Haskins Laboratories, New Haven, CT, United States of America; Yale Child Study Center, New Haven, CT, United States of America; Department of Psychology, Yale University, New Haven, CT, United States of America; Department of Psychological Sciences, University of Connecticut, Storrs, CT, United States of America.
Haskins Laboratories, New Haven, CT, United States of America.
Cognition. 2021 Aug;213:104680. doi: 10.1016/j.cognition.2021.104680. Epub 2021 Apr 11.
Word learning entails the mapping of an auditory word-form to its appropriate grammatical category (e.g., noun, verb, adjective), but before that mapping can occur, the naïve learner must infer which of the myriad of possible referents of that word was intended by the speaker. This creates a computational explosion of referential ambiguity referred to as the gavagai problem. In a set of corpus analyses of parent-directed speech to young infants, we describe the distributional information available to early word learners, with a focus on nouns and adjectives that refer to whole objects and object properties. And in two experiments on word-learning in adults spanning seven different distributional conditions, we document how variations in the ratio of novel labels for objects and properties affect the robustness of word learning. Our results suggest that the language input to 6- to 20-month-olds is robustly populated with high-frequency object words and high-frequency property words, but their co-occurrence is sparse. Although this distributional information slightly favors object words over property words, a more plausible account of the whole-object bias in early word learning is the inability to encode the details of an object/event during rapid naming.

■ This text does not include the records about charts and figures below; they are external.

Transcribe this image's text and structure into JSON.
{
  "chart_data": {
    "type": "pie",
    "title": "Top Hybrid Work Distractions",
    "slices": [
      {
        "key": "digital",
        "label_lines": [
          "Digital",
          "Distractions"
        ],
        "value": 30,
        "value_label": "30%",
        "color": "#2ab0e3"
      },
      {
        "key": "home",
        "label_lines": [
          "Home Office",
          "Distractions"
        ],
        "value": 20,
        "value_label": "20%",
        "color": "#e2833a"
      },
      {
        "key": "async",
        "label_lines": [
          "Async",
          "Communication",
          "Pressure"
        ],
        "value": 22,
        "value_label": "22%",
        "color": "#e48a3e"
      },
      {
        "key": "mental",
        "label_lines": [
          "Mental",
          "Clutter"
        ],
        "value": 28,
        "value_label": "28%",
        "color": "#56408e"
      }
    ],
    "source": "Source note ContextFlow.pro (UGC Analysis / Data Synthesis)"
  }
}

Our results from adults, presented with novel labels for multi-referent objects in a cross-situational statistical learning paradigm, also reveal this whole-object bias as well as the absence of property-label generalization to novel objects, even when the distribution of labels is shifted almost exclusively to property words. These results are discussed in terms of the relative ease of mapping auditory word-forms to whole objects vs. object properties, thereby limiting the combinatorics of the gavagai problem, especially in infants with immature encoding and memory representation abilities.

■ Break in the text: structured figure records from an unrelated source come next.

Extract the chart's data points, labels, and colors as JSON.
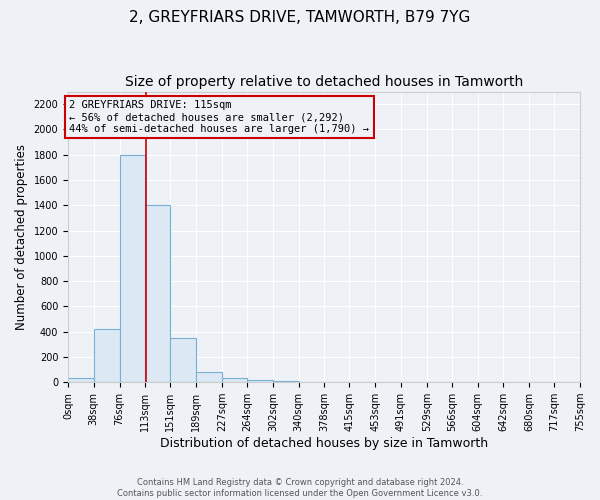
{
  "title": "2, GREYFRIARS DRIVE, TAMWORTH, B79 7YG",
  "subtitle": "Size of property relative to detached houses in Tamworth",
  "xlabel": "Distribution of detached houses by size in Tamworth",
  "ylabel": "Number of detached properties",
  "bin_edges": [
    0,
    38,
    76,
    113,
    151,
    189,
    227,
    264,
    302,
    340,
    378,
    415,
    453,
    491,
    529,
    566,
    604,
    642,
    680,
    717,
    755
  ],
  "bar_heights": [
    30,
    420,
    1800,
    1400,
    350,
    80,
    30,
    20,
    10,
    5,
    5,
    3,
    2,
    1,
    1,
    1,
    0,
    0,
    0,
    0
  ],
  "bar_color": "#dce9f5",
  "bar_edge_color": "#7aafd4",
  "property_size": 115,
  "vline_color": "#cc0000",
  "annotation_text": "2 GREYFRIARS DRIVE: 115sqm\n← 56% of detached houses are smaller (2,292)\n44% of semi-detached houses are larger (1,790) →",
  "annotation_box_color": "#cc0000",
  "ylim": [
    0,
    2300
  ],
  "yticks": [
    0,
    200,
    400,
    600,
    800,
    1000,
    1200,
    1400,
    1600,
    1800,
    2000,
    2200
  ],
  "tick_labels": [
    "0sqm",
    "38sqm",
    "76sqm",
    "113sqm",
    "151sqm",
    "189sqm",
    "227sqm",
    "264sqm",
    "302sqm",
    "340sqm",
    "378sqm",
    "415sqm",
    "453sqm",
    "491sqm",
    "529sqm",
    "566sqm",
    "604sqm",
    "642sqm",
    "680sqm",
    "717sqm",
    "755sqm"
  ],
  "background_color": "#eef2f7",
  "plot_bg_color": "#eef2f7",
  "grid_color": "#ffffff",
  "footer_text": "Contains HM Land Registry data © Crown copyright and database right 2024.\nContains public sector information licensed under the Open Government Licence v3.0.",
  "title_fontsize": 11,
  "subtitle_fontsize": 10,
  "ylabel_fontsize": 8.5,
  "xlabel_fontsize": 9,
  "tick_fontsize": 7,
  "annotation_fontsize": 7.5
}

词汇学习需要将听觉词形映射到适当的语法类别(例如名词、动词、形容词),但在进行这种映射之前,初学者必须推断说话者想要指代的那个词的无数可能的所指对象中的哪一个。这就产生了一种被称为“ gavagai 问题”的指称歧义的计算爆炸。在对幼儿进行的父母指导言语的一系列语料库分析中,我们描述了早期词汇学习者可用的分布信息,重点是指整个对象和对象属性的名词和形容词。在两个跨越七个不同分布条件的成人词汇学习实验中,我们记录了物体和属性的新标签比例的变化如何影响词汇学习的稳健性。我们的结果表明,6 至 20 个月大的婴儿的语言输入中充斥着高频对象词和高频属性词,但它们的共现稀疏。尽管这种分布信息略微偏向于对象词而不是属性词,但在早期词汇学习中整体对象偏好的更合理解释是在快速命名过程中无法对对象/事件的细节进行编码。我们在成人中的结果,在跨情境统计学习范式中呈现出具有多种指称的新对象的标签,也揭示了这种整体对象偏向,以及属性标签对新对象的缺乏泛化,即使标签的分布几乎完全偏向于属性词。这些结果是根据将听觉词形映射到整体对象与对象属性的相对容易程度来讨论的,从而限制了“ gavagai 问题”的组合,尤其是在编码和记忆表示能力不成熟的婴儿中。